Health care isn't just about making new treatments possible; it's also about
making existing treatments _efficient_ and _inexpensive_.

------
iamelgringo
* While acknowledging that the administration's heart is in the right place, he pointed out that traditionally, direct investment in technology by governments doesn't work out well. He said the United State's subsidies on ethanol, France's decision to skip the Internet in favor of the state-sponsored Minitel, and Japan's direct investment in supercomputers as it tried to spend its way out of a recession were examples of poor investments. *

I'd be willing to say that VC's aren't really interested in government funded
research because it actively competes with them.
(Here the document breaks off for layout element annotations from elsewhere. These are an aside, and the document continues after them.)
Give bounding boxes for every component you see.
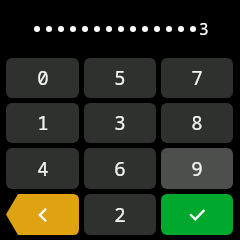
staticText: 4 bbox=[37, 156, 49, 182]
button[interactable]: 2 bbox=[84, 194, 156, 235]
staticText: 0 bbox=[37, 65, 49, 91]
staticText: 8 bbox=[191, 110, 203, 136]
staticText: 5 bbox=[114, 65, 126, 91]
button[interactable]: 4 bbox=[6, 148, 79, 189]
button[interactable]: 6 bbox=[84, 148, 156, 189]
button[interactable]: Delete bbox=[6, 194, 79, 235]
button[interactable]: 9 bbox=[161, 148, 233, 189]
button[interactable]: 5 bbox=[84, 58, 156, 98]
button[interactable]: 1 bbox=[6, 103, 79, 143]
button[interactable]: Confirm bbox=[161, 194, 233, 235]
staticText: 7 bbox=[191, 65, 203, 91]
button[interactable]: 8 bbox=[161, 103, 233, 143]
staticText: 2 bbox=[114, 202, 126, 228]
button[interactable]: 3 bbox=[84, 103, 156, 143]
button[interactable]: 7 bbox=[161, 58, 233, 98]
staticText: 6 bbox=[114, 156, 126, 182]
staticText: 1 bbox=[37, 110, 49, 136]
staticText: 3 bbox=[114, 110, 126, 136]
staticText: 3 bbox=[199, 18, 209, 40]
staticText: 9 bbox=[191, 156, 203, 182]
button[interactable]: 0 bbox=[6, 58, 79, 98]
I've been thinking about the roll of government funded research for a while,
and I've been amazed at how much science is advanced by military and
government funding. Take the tour at the Computer History Museum. I doubt that
computing history would have been the same without massive government funding
of Colossus and ENIAC. Where would the internet be without ARPANET?

Where would nuclear energy be without the Manhattan project? Where would
chemical science be without the huge funding in World War I:
<http://en.wikipedia.org/wiki/Military_funding_of_science>

Would our understanding of technologies like radar and sonar be the same
without government funding? Would the semi-conductor industry be the same
without government investment at it's inception? Certainly NASA has developed
a few good technologies.

------
pj
VC's are the best predictors of irrational investment ideas.